Ok. Not come across this before, so I'd appreciate some feedback please. I have a dual rcd board, 10 circuits all protected, evenly split. On the 'A' side I have a kitchen socket circuit. On the 'B' side I have a house socket circuit. If both McB's are made active, the Kitchen circuit mcb trips the 'B' side RCD, not it's own RCD. The only way I can get the Kitchen socket circuit to stay active is to ensure the mcb on the other side of the board stays off. I've checked neutrals/earths on the CU are in the right bars. So - what is likely to be the issue? Somewhere in the wiring has a spur been made where a live is taken from the Kitchen circuit and a neutral from somewhere else? Perhaps a messed up junction box? Is the best WYoming to test this to carry out an IR test on the house socket circuit and split it until I find an issue? Any thougts/comments are welcome Cheers.
Hello everyone. I've not carried out testing yet. Made sure everything was safe before I finished today. Back down there tomorrow. Just want to make sure that IR testing the mcb on the RCD trip side is the correct approach. It seems from comments above that it is. Thank You.

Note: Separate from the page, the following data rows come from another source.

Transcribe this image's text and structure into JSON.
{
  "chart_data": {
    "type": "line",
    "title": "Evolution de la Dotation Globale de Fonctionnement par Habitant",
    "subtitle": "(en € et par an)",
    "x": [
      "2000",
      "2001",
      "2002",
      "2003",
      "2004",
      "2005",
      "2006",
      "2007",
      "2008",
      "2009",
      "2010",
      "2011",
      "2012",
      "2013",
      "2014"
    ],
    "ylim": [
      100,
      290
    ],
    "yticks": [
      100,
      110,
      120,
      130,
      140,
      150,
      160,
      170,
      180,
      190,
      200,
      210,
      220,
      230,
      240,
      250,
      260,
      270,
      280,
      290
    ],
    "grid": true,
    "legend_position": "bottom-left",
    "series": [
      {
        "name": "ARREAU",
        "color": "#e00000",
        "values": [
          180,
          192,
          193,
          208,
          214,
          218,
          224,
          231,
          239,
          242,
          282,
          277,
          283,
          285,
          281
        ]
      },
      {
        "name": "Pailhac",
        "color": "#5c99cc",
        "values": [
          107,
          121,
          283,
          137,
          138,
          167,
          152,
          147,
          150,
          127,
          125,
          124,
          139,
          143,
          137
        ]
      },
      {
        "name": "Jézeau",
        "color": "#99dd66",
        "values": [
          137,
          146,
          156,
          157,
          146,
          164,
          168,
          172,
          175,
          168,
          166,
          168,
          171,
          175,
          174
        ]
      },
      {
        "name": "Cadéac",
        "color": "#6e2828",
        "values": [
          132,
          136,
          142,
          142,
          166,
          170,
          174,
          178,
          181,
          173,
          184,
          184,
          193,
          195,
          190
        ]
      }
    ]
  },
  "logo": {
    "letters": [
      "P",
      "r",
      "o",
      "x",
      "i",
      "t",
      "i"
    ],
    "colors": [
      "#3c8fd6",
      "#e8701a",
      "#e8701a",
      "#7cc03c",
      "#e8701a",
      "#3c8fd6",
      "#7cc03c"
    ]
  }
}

The dead tests should be carried out before its energised otherwise how do you know its safe to do so? If it was done prior to energising there is a good chance you would of picked the fault up.
My bets are that you have a neutral earth fault somewhere on one of the circuits. The RCD is tripping as the neutral current is diverting via the N-E fault, the impedance of the fault determines the proportion of the current which diverts and so the amount of load required to cause a trip hence when tripping when kitchen circuit is turned on as usually have higher current using equipment plugged in like a fridge freezer for example. Any current in use on the installation can cause this because the current can flow from the main switch common neutral back vie the RCD neutral on the faulty side through the NE fault and to earth.The current flowing through the neutral does not have a corresponding live current and so the RCD trips.
This does need a proper test, dead test. An insulation test is a must but and i presume the kitchen sockets and house sockets are ring finals need to be tested for correct polarity and a figure of 8 dead test done. Sounds to me like either you have one leg of the ring final from the kitchen mixed up with the ring final from the house, or polarity is the wrong way round in one of the sockets as in the Neutral in the Line and the Line in the Neutral kind of thing. All this is picked up by a simple ohm meter test which is done before you do your insulation test. As many have said above, you should always do these tests before you apply power to the board without fail.Very bad practice not to. Ok you can sometimes push your luck with an insulation test but NOT the continuity and polarity testing and to be 100% sure the ring final is actually a ring and not broken somewhere. At a guess that is what i am thinking it is. If you have it powered on and you have one of these: http://www.screwfix.com/p/kewtech-loopcheck-107-advanced-plug-in-socket-tester/4670j Plug it in and test it.
Thanks fire, JP - I did use a socket/polarity tester when trying to identify which sockets were on which circuit earlier in the job. All appeared to have the correct polarity but ..... it's possible I missed some (behind cupboards etc.. you know the deal). For a bit of background.... The house is very old 1860's and I'd guess the sockets most pendants are 30 years old, maybe older. The fusebox had cermaic type casings, 4 pin push in metal fuses. The Kitchen does "appear" to be on it's own rfc from the socket tests, but of course this isn't definitive as yet. The issue is in the rest of the house. There are two other 'socket' circuits, but they aren't divided at all logically east/west or upstairs/downstairs etc.. I've come across three sockets in one room on two different circuits, some upstairs/down rear of house/front etc.. I'm about to leave for the job. I'll let you know how I get on.